After spending a considerable time at Naqsh-e Jahan Square and its surroundings, we left the western gate in order to visit Chehel Sotoun, another Iranian building listed as a UNESCO World Heritage Site. The Safavid-era pavilion is located in the center of a big park at the far end of a pool, a familiar design for Iranian palaces. The walls are ornamented with paintings and frescoes, which depicts important historical moments from different eras of Iranian history. We singled out the painting depicting the Battle of Chaldiran, a war between Iranian Safavids and Ottomans that resulted in the latter's decisive victory. "Here are cannons," I said after examined it carefully. "That must be our side." Historians say that a large number of Ottoman cannons provided a great advantage for them against the Safavids, who intentionally refused to use them in the battle and thought firearms were cowardly.

One of the most interesting parts of visiting a new place is eating new foods that give you opportunities to discover new flavors. Resorting to today's most popular method of finding a restaurant in a foreign location, we decided to go to a restaurant the received the highest rates and best comments on various review websites. The place we chose had an oriental atmosphere with its interior design and its customers, who took off their shoes and sat cross-legged on the cedar floor. The food was not that distant from Turkish cuisine: The restaurant offers various kinds of meat and chicken kebabs broiled in different styles, as well as some special Iranian dishes such as "dizi,"a type of Persian stew.

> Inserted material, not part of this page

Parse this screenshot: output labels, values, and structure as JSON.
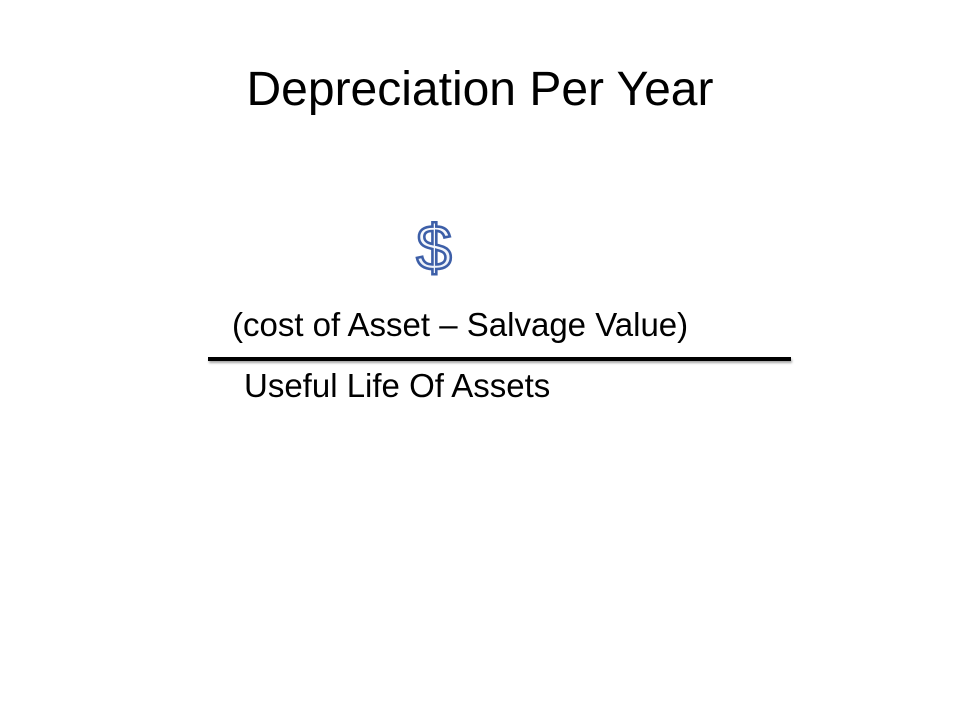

Besides its spectacular mosques and palaces, Isfahan has two bridges that attract tourists, which are Khaju and Si-o-Seh Pol, built in the 17th century on the Zayanderud River that divides the city into two parts. We went to the Khaju Bridge first, which seemed perfect at night when their arches were illuminated. It is made of bricks and stones and is nearly 10 meters long, and visitors were wandering among the arches to catch a frame for a photograph.

The distance between Khaju and Si-o-Seh Pol is about 2 kilometers but we preferred to walk alongside the Zayanderud River. Unluckily, the river does not flow at all times of the year, and it was ebbed at that time. Still, the walk was favorable as many people were drinking tea and walking on the parks near the river, while some youth were playing instruments and singing near the bridges between between Khaju and Si-o-Seh Pol.

Even though the architecture of Si-o-Seh Pol, which is another Safavid-era structure built during Shah Abbas I's rule at the beginning of the 17th century, resembles Khaju, it is much longer with a total length of nearly 300 meters. Like Khaju, Si-o-Seh Pol is a car-free zone, which not only enables tourists to wander about vthe historical site but also allows locals to gather and socialize on the bridge. I thought the only thing that was lacking on the beautiful bridge was a place to drink tea while watching the river as it flows. I am sure that most Turkish people have the same thought if they were to visit this bridge.

The next day we went to New Julfa, the Armenian quarter of Isfahan located in the south bank of the Zayanderud River, where the city's nearly 30,000 strong Armenian population lives. The quarter has two religious spot to visit: Vank Cathedral and Bedhkem Church. Both are open for touristic purposes like historical mosques around Iran. Their walls are ornamented with wonderful decorations and paintings depicting the life of Jesus. But compared to Bedhkem, Vank Cathedral resembles a complex or kind of center for the Armenian community in the city. Besides a museum about the life and traditions of Armenians in the city, a monument commemorating the people who died in the 1915 events, what is called a genocide by the Armenians, also stands in the corner of Vank Cathedral's yard.

Our journey came to an end where it began, at the historic bazaars in Naqsh-e Jahan Square. It contains hundreds of shops that sell products ranging from copper pots and pans and carpets to stickers and confectioneries. Most of the shop owners are also artisans as they craft their own products inside their shops. Once we bought souvenirs for our loved ones, it was time to leave this living museum, surely, grudgingly.